Here in a Wall Street OpinionJournal featured article by Judith Miller, you can read an interview with the president of Kurdistan, Iraq's success story.

Here's a sample:

`ERBIL, Iraq--Unlike Baghdad, 200 miles away, the air here does not echo with the sound of gunfire, car bombs and helicopters. Residents of this city of a million people picnic by day in pristine new parks and sip tea with friends and relatives at night. American forces are not "occupiers" or the "enemy," but "liberators." Mentioning President Bush evokes smiles--and not of derision. American forces were "most welcome" when stationed here at the start of the invasion of Iraq, says Massoud Barzani, the president of Kurdistan in the north. Not a single U.S. soldier was killed in his region, he adds proudly, "not even in a traffic accident." Would U.S. forces be welcome back now? "Most certainly," he declared this week in an interview in his newly minted marble (and heavily chandeliered) palace. The more American soldiers the better, a top aide confirms. The secret of Kurdistan's relative success so far--and of America's enduring popularity here--is the officially unacknowledged fact that the three provinces of the Kurdish north are already quasi-independent. {...) The U.S., Mr. Barzani believes, should leave it to the Iraqis to decide if they want "one or two or three regions." Then, he adds: "But it already exists. The division is there as a practical matter.' Even the most fleeting visitor cannot but notice that Kurdistan is almost a full-fledged state. Kurds no longer speak Arabic, but various dialects of Kurdish, in offices and schools throughout the 74,000 square miles that comprise their provinces. They fly their own flag, provide their own services, raise their own army--the legendarily disciplined Pesh Merga, or "Those Who Face Death"--and have gradually consolidated their de facto state. Divided between two parties--Mr. Barzani's Kurdistan Democratic Party, his clan's power base in north Kurdistan, and the southern-based Patriotic Union of Kurdistan, headed by Jalal Talabani, now president of Iraq (or "President of the Green Zone," as Kurds here call the post)--Kurdistan is booming with construction, new businesses and ambitious dreams of self-rule. Kurdish aspirations for autonomy, however, clearly require Turkish and Iranian acquiescence, or a persuasive reason for Turkey not to attack. Hence the desire for the redeployment of some American forces to Kurdistan. "The presence of American forces here would be a deterrent to intervention by the neighboring countries," Mr. Barzani says, with characteristic bluntness'.
In other words, the Kurds would be a bulwark and an ally against Iran and Syria.

So far, as the article relates, the Bush Administration continues to fail to recognize this golden opportunity. They're concerned that an independent Kurdistan would end with a Sunni jihad state in the Green Zone, and Iranian control of the Shiite South.

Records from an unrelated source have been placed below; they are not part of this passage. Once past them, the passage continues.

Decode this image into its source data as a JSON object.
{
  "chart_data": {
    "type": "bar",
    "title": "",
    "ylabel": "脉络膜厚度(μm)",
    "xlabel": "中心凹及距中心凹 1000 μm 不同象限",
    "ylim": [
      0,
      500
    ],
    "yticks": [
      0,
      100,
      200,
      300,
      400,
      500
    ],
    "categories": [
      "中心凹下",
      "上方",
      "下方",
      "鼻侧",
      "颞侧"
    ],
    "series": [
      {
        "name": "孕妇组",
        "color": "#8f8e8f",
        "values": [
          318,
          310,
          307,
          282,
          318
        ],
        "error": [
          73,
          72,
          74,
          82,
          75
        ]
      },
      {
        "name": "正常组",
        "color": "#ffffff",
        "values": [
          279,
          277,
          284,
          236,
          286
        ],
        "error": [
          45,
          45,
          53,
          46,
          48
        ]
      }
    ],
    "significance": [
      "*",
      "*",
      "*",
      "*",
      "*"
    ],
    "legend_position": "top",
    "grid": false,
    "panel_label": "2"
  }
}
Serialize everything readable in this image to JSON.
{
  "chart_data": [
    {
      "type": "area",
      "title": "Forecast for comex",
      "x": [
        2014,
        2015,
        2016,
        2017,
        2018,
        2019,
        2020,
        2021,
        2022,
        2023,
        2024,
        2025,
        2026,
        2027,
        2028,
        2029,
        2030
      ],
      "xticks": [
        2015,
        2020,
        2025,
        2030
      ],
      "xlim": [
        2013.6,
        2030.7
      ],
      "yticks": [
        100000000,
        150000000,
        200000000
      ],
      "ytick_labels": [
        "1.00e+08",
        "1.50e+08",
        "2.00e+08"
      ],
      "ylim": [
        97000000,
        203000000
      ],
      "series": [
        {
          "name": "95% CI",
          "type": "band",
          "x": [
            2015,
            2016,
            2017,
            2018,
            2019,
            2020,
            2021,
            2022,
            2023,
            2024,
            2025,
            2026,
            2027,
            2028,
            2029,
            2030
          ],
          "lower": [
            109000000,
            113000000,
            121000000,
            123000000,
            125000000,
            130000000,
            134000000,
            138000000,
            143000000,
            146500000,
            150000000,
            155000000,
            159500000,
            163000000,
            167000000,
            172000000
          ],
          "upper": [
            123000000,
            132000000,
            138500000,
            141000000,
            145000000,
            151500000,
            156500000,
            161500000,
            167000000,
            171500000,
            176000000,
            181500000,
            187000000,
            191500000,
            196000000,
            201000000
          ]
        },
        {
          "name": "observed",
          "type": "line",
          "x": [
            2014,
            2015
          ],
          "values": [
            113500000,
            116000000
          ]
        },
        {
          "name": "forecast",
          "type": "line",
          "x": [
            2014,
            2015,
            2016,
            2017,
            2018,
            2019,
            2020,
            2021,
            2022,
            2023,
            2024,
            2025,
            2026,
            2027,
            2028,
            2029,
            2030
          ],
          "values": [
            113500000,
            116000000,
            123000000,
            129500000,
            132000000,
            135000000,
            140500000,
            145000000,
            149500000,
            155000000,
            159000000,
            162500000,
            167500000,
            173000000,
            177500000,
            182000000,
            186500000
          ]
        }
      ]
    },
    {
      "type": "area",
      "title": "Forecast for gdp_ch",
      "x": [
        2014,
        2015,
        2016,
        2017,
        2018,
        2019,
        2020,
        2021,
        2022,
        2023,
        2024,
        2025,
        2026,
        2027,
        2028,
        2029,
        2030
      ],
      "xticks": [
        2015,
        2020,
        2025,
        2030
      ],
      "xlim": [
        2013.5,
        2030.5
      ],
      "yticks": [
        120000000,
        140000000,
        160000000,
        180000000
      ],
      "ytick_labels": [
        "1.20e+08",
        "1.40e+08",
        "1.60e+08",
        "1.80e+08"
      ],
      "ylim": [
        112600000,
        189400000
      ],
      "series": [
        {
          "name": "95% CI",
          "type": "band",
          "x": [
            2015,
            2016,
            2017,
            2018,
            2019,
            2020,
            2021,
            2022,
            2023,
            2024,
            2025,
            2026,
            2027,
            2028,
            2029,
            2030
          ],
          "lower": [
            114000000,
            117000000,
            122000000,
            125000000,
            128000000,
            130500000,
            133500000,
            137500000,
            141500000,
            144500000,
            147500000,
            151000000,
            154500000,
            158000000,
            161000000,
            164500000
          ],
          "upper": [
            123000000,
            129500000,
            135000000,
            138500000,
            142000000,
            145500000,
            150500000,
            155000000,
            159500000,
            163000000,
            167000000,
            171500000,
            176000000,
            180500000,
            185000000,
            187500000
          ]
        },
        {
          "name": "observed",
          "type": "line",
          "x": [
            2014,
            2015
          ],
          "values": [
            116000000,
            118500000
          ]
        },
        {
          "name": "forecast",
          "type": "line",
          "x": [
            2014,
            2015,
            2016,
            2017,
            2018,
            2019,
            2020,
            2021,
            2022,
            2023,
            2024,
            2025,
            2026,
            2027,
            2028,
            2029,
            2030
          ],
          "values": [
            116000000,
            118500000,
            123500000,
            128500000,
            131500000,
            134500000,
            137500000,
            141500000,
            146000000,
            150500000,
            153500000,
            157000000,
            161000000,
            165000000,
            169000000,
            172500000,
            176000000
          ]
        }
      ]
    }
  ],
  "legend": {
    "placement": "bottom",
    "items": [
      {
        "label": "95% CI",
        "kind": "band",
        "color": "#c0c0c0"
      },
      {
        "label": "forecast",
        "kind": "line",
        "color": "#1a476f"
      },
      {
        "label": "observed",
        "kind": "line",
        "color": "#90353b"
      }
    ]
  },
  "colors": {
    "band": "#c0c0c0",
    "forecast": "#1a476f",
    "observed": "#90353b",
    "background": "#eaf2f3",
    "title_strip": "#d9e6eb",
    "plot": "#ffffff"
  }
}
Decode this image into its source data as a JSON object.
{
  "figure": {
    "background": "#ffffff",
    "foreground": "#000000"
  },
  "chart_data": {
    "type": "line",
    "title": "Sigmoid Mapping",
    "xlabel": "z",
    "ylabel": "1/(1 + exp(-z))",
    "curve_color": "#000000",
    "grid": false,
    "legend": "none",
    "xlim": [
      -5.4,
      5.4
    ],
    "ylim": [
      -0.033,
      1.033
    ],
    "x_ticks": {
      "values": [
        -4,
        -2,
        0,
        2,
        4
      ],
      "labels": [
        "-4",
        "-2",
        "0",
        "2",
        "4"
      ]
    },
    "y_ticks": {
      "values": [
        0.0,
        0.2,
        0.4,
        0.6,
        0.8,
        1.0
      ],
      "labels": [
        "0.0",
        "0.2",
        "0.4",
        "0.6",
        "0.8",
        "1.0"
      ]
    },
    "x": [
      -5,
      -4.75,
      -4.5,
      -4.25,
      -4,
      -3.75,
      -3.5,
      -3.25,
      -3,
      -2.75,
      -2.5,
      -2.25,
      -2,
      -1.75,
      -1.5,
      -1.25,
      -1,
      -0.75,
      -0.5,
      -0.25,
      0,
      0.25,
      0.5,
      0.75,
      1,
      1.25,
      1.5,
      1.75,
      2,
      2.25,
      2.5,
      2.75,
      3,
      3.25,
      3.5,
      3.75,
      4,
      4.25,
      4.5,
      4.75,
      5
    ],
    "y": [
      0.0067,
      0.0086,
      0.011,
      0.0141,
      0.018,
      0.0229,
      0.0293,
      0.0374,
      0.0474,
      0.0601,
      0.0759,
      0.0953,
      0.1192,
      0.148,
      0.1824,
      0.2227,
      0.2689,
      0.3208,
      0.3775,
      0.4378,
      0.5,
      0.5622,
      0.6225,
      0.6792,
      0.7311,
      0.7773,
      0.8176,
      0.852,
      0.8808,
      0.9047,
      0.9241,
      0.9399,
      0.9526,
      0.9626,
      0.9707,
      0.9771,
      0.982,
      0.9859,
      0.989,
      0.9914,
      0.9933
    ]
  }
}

As President Bush said inhis press conference last week, he's agin' proposals to carve Iraq into three virtually autonomous regions as `destabilizing' and exacerbating Sunni-on-Sunni and Sunni-on-Shiite tensions. "The Kurds will then create problems for Turkey and Syria," President Bush said.

Guess what,Mr. President? Things are ALREADY DESTABILIZED...except in Kurdistan. And Iran ALREADY controls the Shiites whose government is on record as refusing to allow US bases there to be used against their friends in Iran! As for `creating problems for Turkey and Syria - who gives a rip? The Turks are no longer our allies, Syria never was, and a strong, US backed Kurdistan, with ties to the oppressed minorities in Syria, Turkey and especially Iran could be the start of a US encouraged resistance and regime change in those countries.

A strong Kurdistan would give us a secure base in the region within easy flying distance from Iran and Syria, and a common border with our ally Jordan. And the Pesh Merga, the best fighting force in the country next to the US would effectively double our troop strength in one stroke.

Yet the congressionally created Iraq Study Group, headed by former Republican Secretary of State James Baker and Democratic co-chairman Lee Hamilton, which is studying policy alternatives for Iraq, didn't even bother to go to Kurdistan or consult with Barzani.

The Kurds are the people we should be allied with. They're a democratic, oil producing nation with a fine military who would be loyal, strong allies in the War on Jihad, and it's amazing to me - and saddening - that we refuse to take advantage of that fact.